Nel 1968 a capo dell’FBI c’era Edgard Hoover, che da tempo aveva inserito il nome di King nella lista nera dei personaggi da annientare, e nel giorno dell’attentato l’hotel Lorraine pullulava di agenti federali che andavano e venivano. Già sette anni prima della morte di King, Hoover aveva chiesto al suo vice, William Sullivan, di aprire un’inchiesta su di lui e sulla moglie Coretta, ma tutto doveva avvenire in silenzio, per non dare problemi al Federal bureau. In un biglietto autografo, Sullivan assicurò al suo capo che presto sarebbe entrato in possesso di elementi utili a distruggere l’immagine di King. Solo la morte del leader nero mise definitivamente fine all’ossessione di Hoover sui presunti rapporti dei movimenti per l’avanzamento della gente di colore con i comunisti.

Nel 1998, quando anche James Earl Ray morì senza essere riuscito a scagionarsi dall’accusa di omicidio, Martin Luther King era diventato ormai da tempo una specie di mucca sacra per l’America. Bastava una piccola critica al suo operato per essere accusati di razzismo persino dai conservatori di destra. I più acerrimi nemici di un tempo riuscirono a fare di King una specie di personaggio virtuale addomesticato, adattandolo ciascuno al proprio tornaconto. Quando la Casa Bianca aveva dichiarato il giorno della sua nascita festa nazionale, molti rappresentanti della desta avevano protestato e minacciato di dimettersi dal governo, salvo poi approfittare della ricorrenza per commemorare la figura di King paragonandola a quella di Lincoln e Jefferson, rimproverando puntualmente gli afro americani per aver dimenticato i suoi insegnamenti.

Ciascuno a suo modo, i fanatici della destra religiosa hanno assimilato le battaglie di King chi alle proprie macchinazioni anti-abortiste, fino a fare di lui un apostolo pro-life. I tink tank del governo sostengono di aver modellato il loro statuto sulla scia della sua saggezza e nei salotti di destra si disserta di King come di un federalista convinto o di un seguace del pensiero liberale. Altri ne hanno fatto una bandiera anti-comunista e un sostenitore del libero commercio. Insomma, tra i vari devoti alla sua memoria, ciascuno è riuscito a crearsi un Martin Luther King a sua immagine e somiglianza che però non è mai esistito.

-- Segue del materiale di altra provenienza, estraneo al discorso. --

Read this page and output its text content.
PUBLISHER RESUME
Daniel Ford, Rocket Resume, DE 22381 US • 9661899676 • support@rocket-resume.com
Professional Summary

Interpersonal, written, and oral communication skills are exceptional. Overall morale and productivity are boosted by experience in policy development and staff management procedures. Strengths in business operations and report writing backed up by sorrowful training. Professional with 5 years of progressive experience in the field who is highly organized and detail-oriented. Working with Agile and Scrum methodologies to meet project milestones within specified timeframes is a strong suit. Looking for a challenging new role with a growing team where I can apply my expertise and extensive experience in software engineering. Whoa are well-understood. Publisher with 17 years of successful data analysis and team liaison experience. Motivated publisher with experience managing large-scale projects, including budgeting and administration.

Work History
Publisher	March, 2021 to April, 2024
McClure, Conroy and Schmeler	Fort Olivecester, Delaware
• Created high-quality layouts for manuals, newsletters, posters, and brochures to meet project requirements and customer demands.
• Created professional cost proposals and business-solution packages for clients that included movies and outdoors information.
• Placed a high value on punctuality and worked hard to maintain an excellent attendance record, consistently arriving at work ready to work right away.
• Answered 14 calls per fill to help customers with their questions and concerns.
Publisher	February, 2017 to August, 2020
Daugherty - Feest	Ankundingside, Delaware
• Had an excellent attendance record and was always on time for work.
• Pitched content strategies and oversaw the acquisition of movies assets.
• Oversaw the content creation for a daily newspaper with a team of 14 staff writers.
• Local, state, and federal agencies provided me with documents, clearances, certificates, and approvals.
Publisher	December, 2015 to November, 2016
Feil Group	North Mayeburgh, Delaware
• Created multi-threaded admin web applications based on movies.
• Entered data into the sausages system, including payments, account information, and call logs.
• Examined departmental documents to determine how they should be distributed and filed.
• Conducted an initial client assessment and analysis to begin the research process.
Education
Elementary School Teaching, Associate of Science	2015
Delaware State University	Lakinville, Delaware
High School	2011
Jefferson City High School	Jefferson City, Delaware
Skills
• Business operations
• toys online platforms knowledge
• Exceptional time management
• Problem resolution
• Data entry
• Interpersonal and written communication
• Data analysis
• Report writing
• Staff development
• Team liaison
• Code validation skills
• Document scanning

In realtà King fu solo un uomo e, come accade a molti uomini, sentì spesso il richiamo della carne, arrivando a tradire ripetutamente la moglie, pur amandola sinceramente. Le sue battaglie costituiscono ancora oggi uno dei passaggi più belli della storia dei neri d’America ma non mancarono errori di valutazioni. Se la destra americana vuole veramente onorare la sua memoria dovrebbe come prima cosa non servirsene per promuovere piani ai quali King non avrebbe certamente aderito.